日本人は、もっと自分のストーリーを書いてもいい

日本人は、もっと自分のストーリーを書いてもいい

最近、「ピッチって何のためにあるんだろう」と考えていました。

起業家向けのイベントやスタートアップの世界では、よく「30秒で説明してください」とか「3分でピッチしてください」と言われます。

最初は事業説明の技術だと思っていました。

でも、実はそうではない気がしています。

ピッチとは、

「あなたは誰なのか」

を短時間で伝える訓練なのではないでしょうか。


人は何かに興味を持つとき、意外とサービスそのものだけを見ているわけではありません。

「誰がやっているのか」

を見ています。

この人はどんな人なのだろう。

なぜこの課題に取り組んでいるのだろう。

なぜこの人ならできると思っているのだろう。

そういうことを知りたがります。

だからピッチでは、

「何を作っています」

だけでは足りません。

「私はこういう人間で、こんな経験をしてきて、この問題を解決したいと思っています」

まで伝わって、初めて相手の記憶に残ります。


実はこれは、起業家だけの話ではありません。

誰かと仕事をするとき。

コミュニティに参加するとき。

講演を依頼するとき。

ボランティアを募集するとき。

共同創業者を探すとき。

あるいは単純に友人の紹介で誰かと会うとき。

ほとんどの場合、相手はまず検索します。

名前を検索して、

LinkedInを見たり、

Xを見たり、

GitHubを見たり、

個人サイトを見たりします。

そのとき相手が知りたいのは、学歴や職歴の一覧ではありません。

「この人は何者なのか」

です。


ところが、日本人はここが驚くほど少ない気がします。

LinkedInを開いても、

会社名だけ。

肩書だけ。

数年前のまま更新されていない。

そんなプロフィールをよく見かけます。

もちろん謙虚さは日本人の美徳です。

自分を大きく見せる必要はありません。

でも、自分のストーリーを語らないことと、謙虚であることは別の話です。


例えば、

「エンジニアです」

よりも、

「10年以上スタートアップの開発に関わってきました。

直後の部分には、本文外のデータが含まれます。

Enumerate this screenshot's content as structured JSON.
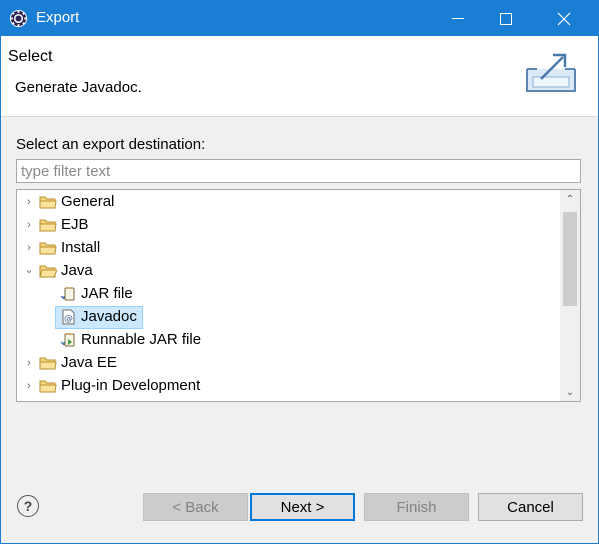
{
  "window": {
    "title": "Export",
    "title_bar_color": "#1a7fd4"
  },
  "header": {
    "title": "Select",
    "description": "Generate Javadoc."
  },
  "main": {
    "prompt": "Select an export destination:",
    "filter_placeholder": "type filter text",
    "filter_value": ""
  },
  "tree": {
    "items": [
      {
        "label": "General",
        "expanded": false,
        "icon": "folder-icon"
      },
      {
        "label": "EJB",
        "expanded": false,
        "icon": "folder-icon"
      },
      {
        "label": "Install",
        "expanded": false,
        "icon": "folder-icon"
      },
      {
        "label": "Java",
        "expanded": true,
        "icon": "folder-icon"
      },
      {
        "label": "JAR file",
        "icon": "jar-icon"
      },
      {
        "label": "Javadoc",
        "icon": "javadoc-icon",
        "selected": true
      },
      {
        "label": "Runnable JAR file",
        "icon": "runnable-jar-icon"
      },
      {
        "label": "Java EE",
        "expanded": false,
        "icon": "folder-icon"
      },
      {
        "label": "Plug-in Development",
        "expanded": false,
        "icon": "folder-icon"
      }
    ],
    "selection_color": "#cce8ff"
  },
  "buttons": {
    "back": "< Back",
    "next": "Next >",
    "finish": "Finish",
    "cancel": "Cancel"
  }
}
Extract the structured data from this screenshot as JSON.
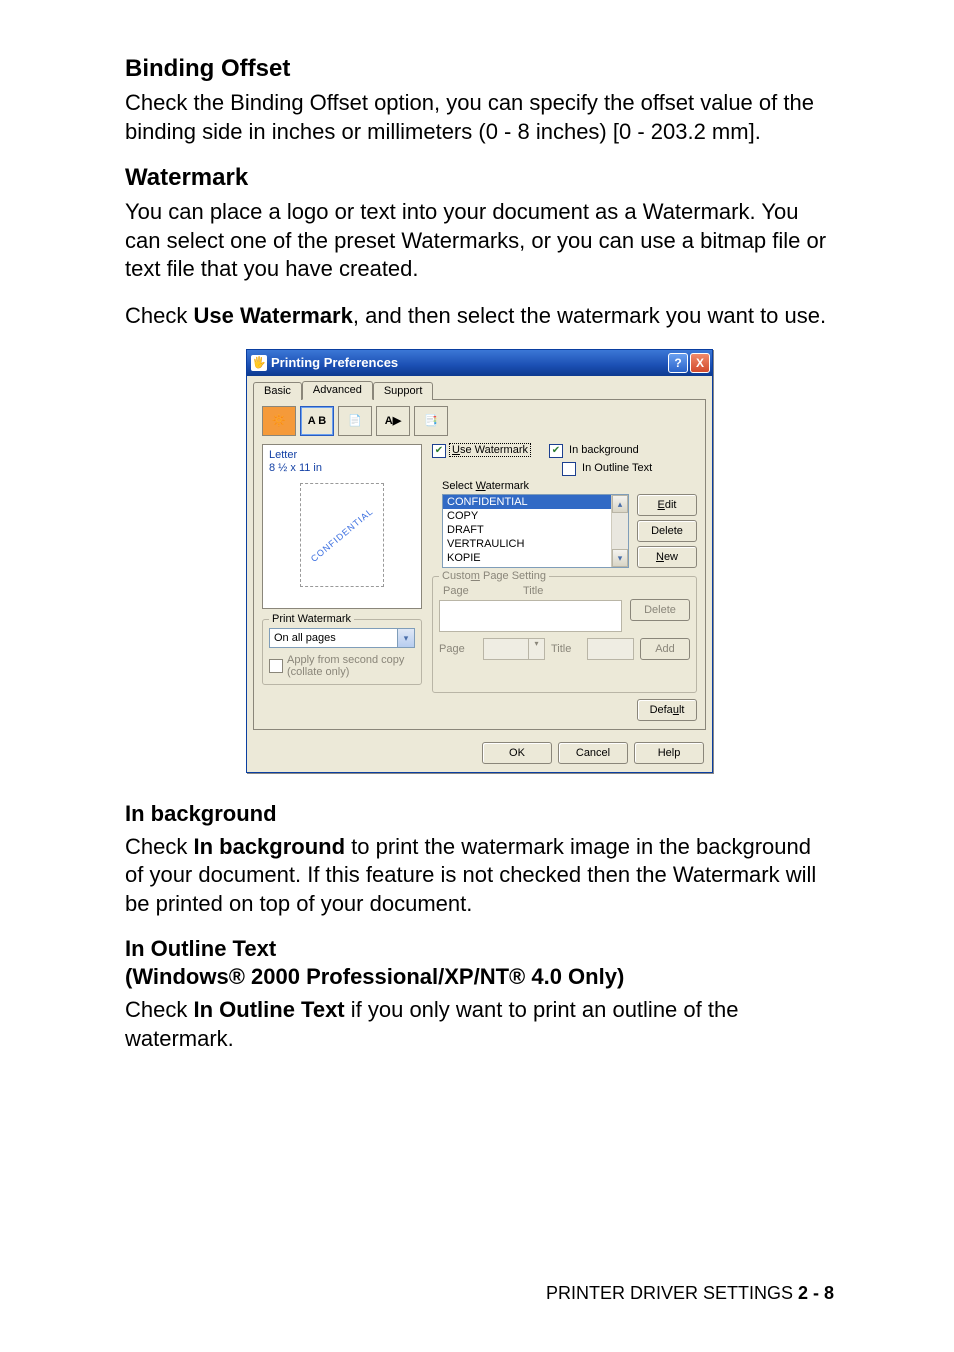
{
  "headings": {
    "binding_offset": "Binding Offset",
    "watermark": "Watermark",
    "in_background": "In background",
    "in_outline": "In Outline Text"
  },
  "paragraphs": {
    "binding_offset_body": "Check the Binding Offset option, you can specify the offset value of the binding side in inches or millimeters (0 - 8 inches) [0 - 203.2 mm].",
    "watermark_body1": "You can place a logo or text into your document as a Watermark. You can select one of the preset Watermarks, or you can use a bitmap file or text file that you have created.",
    "watermark_body2_pre": "Check ",
    "watermark_body2_bold": "Use Watermark",
    "watermark_body2_post": ", and then select the watermark you want to use.",
    "in_background_pre": "Check ",
    "in_background_bold": "In background",
    "in_background_post": " to print the watermark image in the background of your document. If this feature is not checked then the Watermark will be printed on top of your document.",
    "in_outline_subtitle_pre": "(Windows",
    "in_outline_subtitle_mid": " 2000 Professional/XP/NT",
    "in_outline_subtitle_post": " 4.0 Only)",
    "in_outline_reg": "®",
    "in_outline_body_pre": "Check ",
    "in_outline_body_bold": "In Outline Text",
    "in_outline_body_post": " if you only want to print an outline of the watermark."
  },
  "footer": {
    "label": "PRINTER DRIVER SETTINGS   ",
    "page": "2 - 8"
  },
  "dialog": {
    "title": "Printing Preferences",
    "help": "?",
    "close": "X",
    "tabs": {
      "basic": "Basic",
      "advanced": "Advanced",
      "support": "Support"
    },
    "toolbar": {
      "i1": "A B",
      "i3": "A",
      "i4": "✎"
    },
    "paper": {
      "name": "Letter",
      "size": "8 ½ x 11 in"
    },
    "preview_text": "CONFIDENTIAL",
    "use_watermark": {
      "label_u": "U",
      "label_rest": "se Watermark"
    },
    "in_bg": {
      "label": " In background"
    },
    "in_outline": {
      "label": " In Outline Text"
    },
    "select_wm": {
      "pre": "Select ",
      "u": "W",
      "post": "atermark"
    },
    "list": [
      "CONFIDENTIAL",
      "COPY",
      "DRAFT",
      "VERTRAULICH",
      "KOPIE"
    ],
    "buttons": {
      "edit_u": "E",
      "edit_rest": "dit",
      "delete": "Delete",
      "new_u": "N",
      "new_rest": "ew"
    },
    "print_wm_group": "Print Watermark",
    "print_wm_value": "On all pages",
    "apply_second": "Apply from second copy\n(collate only)",
    "cps": {
      "title_pre": "Custo",
      "title_u": "m",
      "title_post": " Page Setting",
      "col_page": "Page",
      "col_title": "Title",
      "delete": "Delete",
      "page_lbl": "Page",
      "title_lbl": "Title",
      "add": "Add"
    },
    "default_pre": "Defa",
    "default_u": "u",
    "default_post": "lt",
    "ok": "OK",
    "cancel": "Cancel",
    "helpbtn": "Help"
  }
}
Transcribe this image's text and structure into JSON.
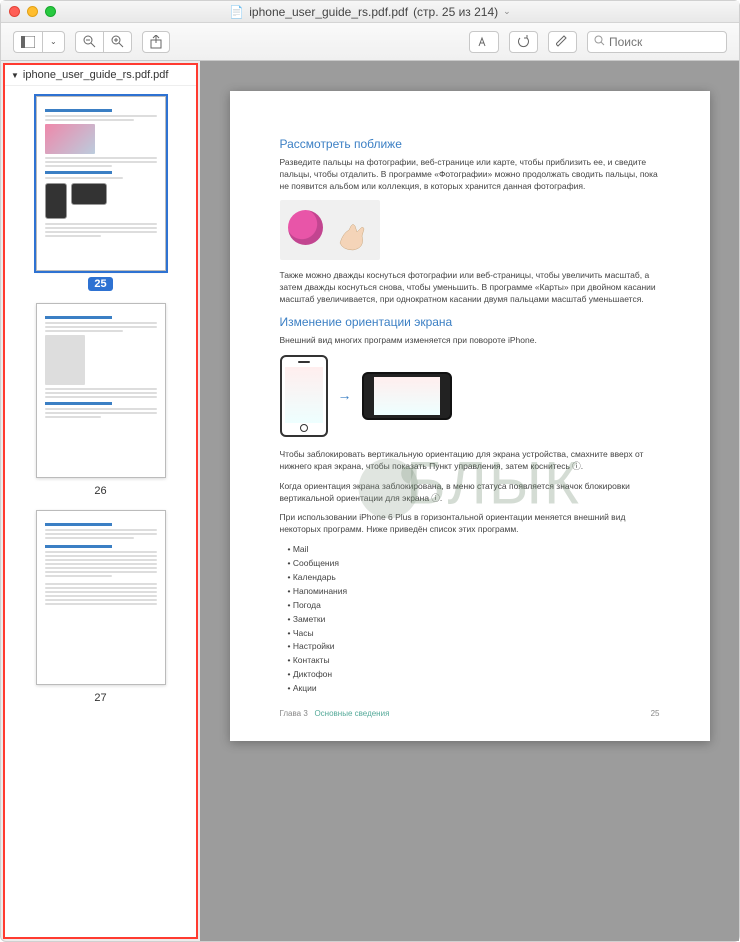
{
  "window": {
    "title_prefix": "iphone_user_guide_rs.pdf.pdf",
    "title_pages": "(стр. 25 из 214)",
    "file_icon": "📄"
  },
  "toolbar": {
    "search_placeholder": "Поиск"
  },
  "sidebar": {
    "filename": "iphone_user_guide_rs.pdf.pdf",
    "thumbs": [
      {
        "label": "25",
        "selected": true
      },
      {
        "label": "26",
        "selected": false
      },
      {
        "label": "27",
        "selected": false
      }
    ]
  },
  "document": {
    "section1_title": "Рассмотреть поближе",
    "section1_p1": "Разведите пальцы на фотографии, веб-странице или карте, чтобы приблизить ее, и сведите пальцы, чтобы отдалить. В программе «Фотографии» можно продолжать сводить пальцы, пока не появится альбом или коллекция, в которых хранится данная фотография.",
    "section1_p2": "Также можно дважды коснуться фотографии или веб-страницы, чтобы увеличить масштаб, а затем дважды коснуться снова, чтобы уменьшить. В программе «Карты» при двойном касании масштаб увеличивается, при однократном касании двумя пальцами масштаб уменьшается.",
    "section2_title": "Изменение ориентации экрана",
    "section2_p1": "Внешний вид многих программ изменяется при повороте iPhone.",
    "section2_p2": "Чтобы заблокировать вертикальную ориентацию для экрана устройства, смахните вверх от нижнего края экрана, чтобы показать Пункт управления, затем коснитесь ⓘ.",
    "section2_p3": "Когда ориентация экрана заблокирована, в меню статуса появляется значок блокировки вертикальной ориентации для экрана ⓘ.",
    "section2_p4": "При использовании iPhone 6 Plus в горизонтальной ориентации меняется внешний вид некоторых программ. Ниже приведён список этих программ.",
    "bullets": [
      "Mail",
      "Сообщения",
      "Календарь",
      "Напоминания",
      "Погода",
      "Заметки",
      "Часы",
      "Настройки",
      "Контакты",
      "Диктофон",
      "Акции"
    ],
    "footer_chapter": "Глава 3",
    "footer_section": "Основные сведения",
    "footer_page": "25"
  },
  "watermark": "БЛЫК"
}
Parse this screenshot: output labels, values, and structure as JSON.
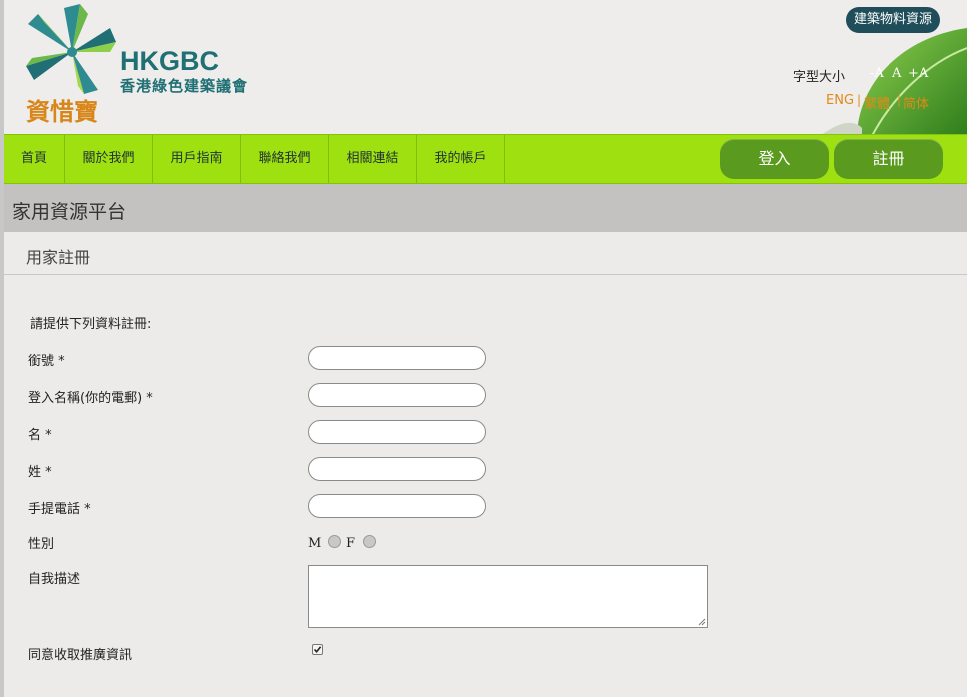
{
  "header": {
    "brand_en": "HKGBC",
    "brand_zh": "香港綠色建築議會",
    "app_name": "資惜寶",
    "top_button": "建築物料資源",
    "font_size_label": "字型大小",
    "font_size_buttons": [
      "-A",
      "A",
      "+A"
    ],
    "languages": [
      "ENG",
      "繁體",
      "简体"
    ],
    "lang_separator": "|"
  },
  "nav": {
    "items": [
      "首頁",
      "關於我們",
      "用戶指南",
      "聯絡我們",
      "相關連結",
      "我的帳戶"
    ],
    "login": "登入",
    "register": "註冊"
  },
  "page": {
    "title": "家用資源平台",
    "subtitle": "用家註冊"
  },
  "form": {
    "intro": "請提供下列資料註冊:",
    "fields": {
      "salutation": {
        "label": "銜號 *",
        "value": ""
      },
      "login_email": {
        "label": "登入名稱(你的電郵) *",
        "value": ""
      },
      "first_name": {
        "label": "名 *",
        "value": ""
      },
      "last_name": {
        "label": "姓 *",
        "value": ""
      },
      "mobile": {
        "label": "手提電話 *",
        "value": ""
      }
    },
    "gender": {
      "label": "性別",
      "options": [
        "M",
        "F"
      ],
      "selected": ""
    },
    "description": {
      "label": "自我描述",
      "value": ""
    },
    "consent": {
      "label": "同意收取推廣資訊",
      "checked": true
    }
  },
  "colors": {
    "nav_green": "#9ee010",
    "pill_green": "#5a9a1e",
    "brand_teal": "#1f6f74",
    "orange": "#d8861a",
    "title_bar": "#c4c2c0"
  }
}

アイデアを持った人が技術的な壁で挑戦できない場面を何度も見てきたので、その壁を下げるための仕組みを作っています」

の方が、その人のことが少し見えてきます。

そこには経歴だけでなく、

見てきた景色や、

問題意識や、

価値観が含まれているからです。


私は、インターネットの時代になって、私たちは常にピッチされているのだと思っています。

昔は名刺交換をして終わりでした。

今は違います。

会った後に検索されます。

そして検索結果に出てくる情報が、その人の第一印象になることも少なくありません。

だからLinkedInは単なる職務経歴書ではなく、

「自分自身のピッチ資料」

なのだと思います。


AIが文章を書ける時代になりました。

情報をまとめることも、きれいな資料を作ることも、以前よりずっと簡単になっています。

だからこそ、最後に残るのはその人自身です。

何を見てきたのか。

何を信じているのか。

なぜそれをやっているのか。

それはAIが代わりに生きることのできない部分です。


もしプロフィールを書く機会があるなら、職歴だけで終わらせず、

「私はなぜこれをやっているのか」

を一行でも書いてみてください。

完璧な文章である必要はありません。

少し不器用でも、自分の言葉で書かれたストーリーの方が、きれいに整えられた経歴よりずっと人の記憶に残るものです。

そして案外、人が興味を持つのは実績そのものではなく、その人が歩いてきた道のりなのかもしれません。